The announcement to build Peace Park came during the Jean Doré administration. He announced in 1989 that he would build a place of peace in remembrance of the tragedies of nuclear warfare, located on Saint-Laurent Boulevard in front of the Monument-National and the Montreal Pool Room.
Robert Desjardins designed the park. It’s construction started in April of 1994 and it was inaugurated on November 20th the same year. Peace Park won the Association des architectes payagistes du Quebec (AAPQ) Citation Nationale Grand Prize of Excellence.

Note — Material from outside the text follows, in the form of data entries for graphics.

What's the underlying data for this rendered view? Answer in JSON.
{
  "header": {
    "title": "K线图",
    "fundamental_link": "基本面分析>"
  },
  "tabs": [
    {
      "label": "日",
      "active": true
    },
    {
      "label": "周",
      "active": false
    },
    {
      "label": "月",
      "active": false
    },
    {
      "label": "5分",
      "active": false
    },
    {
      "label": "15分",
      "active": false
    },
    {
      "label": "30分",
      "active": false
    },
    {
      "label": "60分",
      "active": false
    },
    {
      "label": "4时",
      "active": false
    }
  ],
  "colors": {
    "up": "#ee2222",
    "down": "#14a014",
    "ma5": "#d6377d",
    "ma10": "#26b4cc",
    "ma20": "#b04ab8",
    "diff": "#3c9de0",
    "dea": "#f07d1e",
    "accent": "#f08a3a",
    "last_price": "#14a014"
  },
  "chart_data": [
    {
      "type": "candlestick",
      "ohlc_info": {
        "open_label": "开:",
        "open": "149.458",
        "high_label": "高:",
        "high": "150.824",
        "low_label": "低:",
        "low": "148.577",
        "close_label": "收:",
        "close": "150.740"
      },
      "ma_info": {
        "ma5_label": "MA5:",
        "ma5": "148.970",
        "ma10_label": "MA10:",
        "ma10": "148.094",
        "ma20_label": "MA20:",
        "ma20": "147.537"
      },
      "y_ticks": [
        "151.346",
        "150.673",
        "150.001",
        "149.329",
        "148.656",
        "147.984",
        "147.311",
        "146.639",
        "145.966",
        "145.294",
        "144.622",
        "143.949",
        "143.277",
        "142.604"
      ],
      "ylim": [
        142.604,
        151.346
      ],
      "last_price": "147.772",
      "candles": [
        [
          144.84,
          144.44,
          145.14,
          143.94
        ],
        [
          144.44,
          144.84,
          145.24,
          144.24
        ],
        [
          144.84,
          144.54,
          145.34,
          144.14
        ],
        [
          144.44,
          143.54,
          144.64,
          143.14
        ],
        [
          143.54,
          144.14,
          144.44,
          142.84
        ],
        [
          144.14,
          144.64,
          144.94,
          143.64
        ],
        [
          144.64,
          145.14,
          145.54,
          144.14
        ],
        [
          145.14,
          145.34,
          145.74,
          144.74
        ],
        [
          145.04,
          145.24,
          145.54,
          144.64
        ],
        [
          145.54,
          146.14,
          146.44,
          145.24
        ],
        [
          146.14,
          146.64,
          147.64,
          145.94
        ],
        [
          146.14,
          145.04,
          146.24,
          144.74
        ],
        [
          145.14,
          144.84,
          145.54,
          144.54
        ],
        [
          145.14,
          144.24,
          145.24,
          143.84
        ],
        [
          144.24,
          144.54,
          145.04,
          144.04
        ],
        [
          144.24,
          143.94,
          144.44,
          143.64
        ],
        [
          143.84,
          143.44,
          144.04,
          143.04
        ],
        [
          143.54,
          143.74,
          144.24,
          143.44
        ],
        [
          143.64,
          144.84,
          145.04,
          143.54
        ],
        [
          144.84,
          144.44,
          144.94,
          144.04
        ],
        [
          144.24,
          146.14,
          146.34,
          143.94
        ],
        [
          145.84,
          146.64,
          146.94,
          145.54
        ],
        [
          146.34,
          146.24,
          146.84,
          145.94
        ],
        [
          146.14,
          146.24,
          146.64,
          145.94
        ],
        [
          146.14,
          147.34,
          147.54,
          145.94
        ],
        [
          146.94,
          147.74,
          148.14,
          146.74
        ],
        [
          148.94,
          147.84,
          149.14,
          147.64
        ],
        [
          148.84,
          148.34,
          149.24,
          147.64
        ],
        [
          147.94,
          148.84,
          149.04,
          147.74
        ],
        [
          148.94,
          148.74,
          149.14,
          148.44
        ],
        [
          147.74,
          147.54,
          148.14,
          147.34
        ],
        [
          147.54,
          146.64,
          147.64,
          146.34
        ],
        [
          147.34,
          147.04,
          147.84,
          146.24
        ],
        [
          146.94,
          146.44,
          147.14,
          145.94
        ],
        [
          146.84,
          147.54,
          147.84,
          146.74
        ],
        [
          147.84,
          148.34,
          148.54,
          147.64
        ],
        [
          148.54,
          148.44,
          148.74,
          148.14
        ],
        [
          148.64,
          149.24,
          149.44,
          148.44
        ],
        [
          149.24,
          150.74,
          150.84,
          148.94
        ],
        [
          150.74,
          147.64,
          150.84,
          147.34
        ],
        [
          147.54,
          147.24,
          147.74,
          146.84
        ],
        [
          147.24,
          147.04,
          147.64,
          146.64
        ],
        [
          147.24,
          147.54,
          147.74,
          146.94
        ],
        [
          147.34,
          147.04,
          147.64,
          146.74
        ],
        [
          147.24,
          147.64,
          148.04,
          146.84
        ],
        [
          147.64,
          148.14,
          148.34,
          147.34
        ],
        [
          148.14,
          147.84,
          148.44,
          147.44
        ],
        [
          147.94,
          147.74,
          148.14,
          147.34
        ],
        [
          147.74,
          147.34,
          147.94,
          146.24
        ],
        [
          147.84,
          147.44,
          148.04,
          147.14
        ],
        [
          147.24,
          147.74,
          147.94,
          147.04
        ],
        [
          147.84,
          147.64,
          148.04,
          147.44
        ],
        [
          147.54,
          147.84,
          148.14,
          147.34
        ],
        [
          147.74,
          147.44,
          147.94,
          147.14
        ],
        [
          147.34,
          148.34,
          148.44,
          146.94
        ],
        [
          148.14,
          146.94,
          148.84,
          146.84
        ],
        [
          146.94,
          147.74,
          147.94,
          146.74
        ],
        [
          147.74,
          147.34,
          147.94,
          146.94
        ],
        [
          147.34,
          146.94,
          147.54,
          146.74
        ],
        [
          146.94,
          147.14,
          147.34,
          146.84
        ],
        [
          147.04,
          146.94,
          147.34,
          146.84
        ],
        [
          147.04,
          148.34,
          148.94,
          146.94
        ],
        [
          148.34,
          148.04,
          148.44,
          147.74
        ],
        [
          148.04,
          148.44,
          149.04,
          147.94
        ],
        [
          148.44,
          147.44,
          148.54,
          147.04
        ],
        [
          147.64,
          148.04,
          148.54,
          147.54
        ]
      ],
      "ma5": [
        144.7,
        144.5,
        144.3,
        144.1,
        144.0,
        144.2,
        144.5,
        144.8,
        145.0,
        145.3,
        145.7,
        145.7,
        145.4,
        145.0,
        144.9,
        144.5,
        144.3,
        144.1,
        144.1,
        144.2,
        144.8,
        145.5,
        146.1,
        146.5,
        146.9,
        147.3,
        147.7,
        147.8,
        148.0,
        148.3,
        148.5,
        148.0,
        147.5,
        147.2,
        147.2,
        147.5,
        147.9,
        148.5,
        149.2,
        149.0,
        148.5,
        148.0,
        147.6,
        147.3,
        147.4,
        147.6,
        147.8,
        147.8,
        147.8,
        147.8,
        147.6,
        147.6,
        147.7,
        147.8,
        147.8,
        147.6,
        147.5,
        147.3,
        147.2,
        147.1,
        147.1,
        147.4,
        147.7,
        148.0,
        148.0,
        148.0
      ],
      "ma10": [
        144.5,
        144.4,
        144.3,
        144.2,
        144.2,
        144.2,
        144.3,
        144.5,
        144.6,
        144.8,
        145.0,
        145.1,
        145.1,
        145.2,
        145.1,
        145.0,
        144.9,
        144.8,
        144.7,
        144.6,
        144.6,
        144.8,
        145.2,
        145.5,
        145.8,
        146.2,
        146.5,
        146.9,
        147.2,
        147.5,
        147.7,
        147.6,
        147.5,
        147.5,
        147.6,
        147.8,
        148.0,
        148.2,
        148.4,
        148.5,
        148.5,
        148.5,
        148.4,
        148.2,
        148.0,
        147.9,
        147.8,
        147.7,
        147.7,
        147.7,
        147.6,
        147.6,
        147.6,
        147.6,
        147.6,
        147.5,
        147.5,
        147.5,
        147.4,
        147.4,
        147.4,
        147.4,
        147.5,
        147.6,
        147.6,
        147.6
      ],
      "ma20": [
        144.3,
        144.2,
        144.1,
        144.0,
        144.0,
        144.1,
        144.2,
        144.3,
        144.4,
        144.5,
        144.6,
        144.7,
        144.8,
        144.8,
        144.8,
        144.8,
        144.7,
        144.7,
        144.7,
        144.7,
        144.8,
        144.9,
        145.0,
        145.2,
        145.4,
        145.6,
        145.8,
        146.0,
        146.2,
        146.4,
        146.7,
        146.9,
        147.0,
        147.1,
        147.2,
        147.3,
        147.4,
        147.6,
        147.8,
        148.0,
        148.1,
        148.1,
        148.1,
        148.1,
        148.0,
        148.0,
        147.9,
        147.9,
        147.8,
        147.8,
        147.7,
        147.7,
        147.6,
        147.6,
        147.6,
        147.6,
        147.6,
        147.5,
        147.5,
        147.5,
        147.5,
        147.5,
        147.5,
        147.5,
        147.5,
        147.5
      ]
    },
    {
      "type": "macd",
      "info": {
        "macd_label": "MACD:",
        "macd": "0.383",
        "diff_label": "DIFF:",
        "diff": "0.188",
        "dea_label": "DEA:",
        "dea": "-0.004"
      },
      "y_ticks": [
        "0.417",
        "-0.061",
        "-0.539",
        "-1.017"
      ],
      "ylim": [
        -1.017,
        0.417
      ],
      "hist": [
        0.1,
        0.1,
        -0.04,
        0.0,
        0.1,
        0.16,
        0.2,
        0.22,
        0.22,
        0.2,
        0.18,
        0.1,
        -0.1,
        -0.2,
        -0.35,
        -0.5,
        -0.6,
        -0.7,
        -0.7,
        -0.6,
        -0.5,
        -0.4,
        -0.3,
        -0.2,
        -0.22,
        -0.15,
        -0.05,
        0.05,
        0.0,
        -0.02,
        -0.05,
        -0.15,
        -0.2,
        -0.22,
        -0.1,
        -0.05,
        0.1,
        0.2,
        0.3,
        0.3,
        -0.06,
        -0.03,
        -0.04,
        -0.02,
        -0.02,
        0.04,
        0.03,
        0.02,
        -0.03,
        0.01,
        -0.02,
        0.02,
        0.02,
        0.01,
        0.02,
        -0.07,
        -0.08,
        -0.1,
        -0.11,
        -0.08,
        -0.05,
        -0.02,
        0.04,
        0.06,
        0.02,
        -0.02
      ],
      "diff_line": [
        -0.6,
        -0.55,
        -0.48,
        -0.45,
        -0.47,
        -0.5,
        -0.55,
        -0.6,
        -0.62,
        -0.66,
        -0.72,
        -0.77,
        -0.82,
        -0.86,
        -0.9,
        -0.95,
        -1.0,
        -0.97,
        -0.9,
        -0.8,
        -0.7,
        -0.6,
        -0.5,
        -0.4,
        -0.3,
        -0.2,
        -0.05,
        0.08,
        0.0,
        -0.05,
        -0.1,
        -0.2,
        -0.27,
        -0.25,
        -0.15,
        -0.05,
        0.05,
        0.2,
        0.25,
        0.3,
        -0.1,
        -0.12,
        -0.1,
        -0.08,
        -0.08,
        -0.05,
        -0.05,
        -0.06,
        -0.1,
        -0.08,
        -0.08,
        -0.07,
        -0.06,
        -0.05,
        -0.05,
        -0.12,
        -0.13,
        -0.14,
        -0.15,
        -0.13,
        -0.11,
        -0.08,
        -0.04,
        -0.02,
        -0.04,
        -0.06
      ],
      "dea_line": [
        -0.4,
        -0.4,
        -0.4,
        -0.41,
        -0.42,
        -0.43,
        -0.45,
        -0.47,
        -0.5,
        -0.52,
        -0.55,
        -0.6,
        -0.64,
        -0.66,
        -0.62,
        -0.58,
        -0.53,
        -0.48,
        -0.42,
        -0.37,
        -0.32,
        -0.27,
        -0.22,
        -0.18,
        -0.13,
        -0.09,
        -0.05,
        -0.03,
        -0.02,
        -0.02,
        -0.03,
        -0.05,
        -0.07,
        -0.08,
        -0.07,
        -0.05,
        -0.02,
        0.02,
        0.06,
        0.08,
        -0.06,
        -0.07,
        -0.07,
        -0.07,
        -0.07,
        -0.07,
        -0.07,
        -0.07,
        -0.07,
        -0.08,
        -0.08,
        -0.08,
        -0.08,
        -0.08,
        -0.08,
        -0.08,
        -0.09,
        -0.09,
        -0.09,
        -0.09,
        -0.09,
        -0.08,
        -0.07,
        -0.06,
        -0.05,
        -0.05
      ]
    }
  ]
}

Skateboarders and street life quickly found it’s into the park. By 2001 Peace Park became an international know skate spot.
In 2013 Peace Park a documentary film by David Boots co-written by Jessica McIntyre played in the park as the closing presentation for Cinéma, DJ, et chef invite as the For the People Premier. The premier consisted of a skateboard contest, free food, and music performances. It was the most successful event in the park to date with a 1000 people attending.
In 2014 David Boots with support from the Society for Arts and Technology [SAT] approached the mayor Denis Coderre at a city council meeting in June 2014 and proposed a pilot project to legalize skateboarding in the park. The pilot project was a success and in April 2015 skateboarding in Montreal was officially legalized.
Since then to help skateboarders keep their claim to Peace Park, the SAT in collaboration with MQC has been hold weekly Skate Jams with a free BBQ every Tuesday through out the summer.
Peace Park is now in need a maintenance, so the SAT, MQC, David Boot and the renowned architectural firm Rayside La- bossière are proactively working on a proposal for the city to renovate Peace Park. If all goes well Peace park will get a face lift in 2018.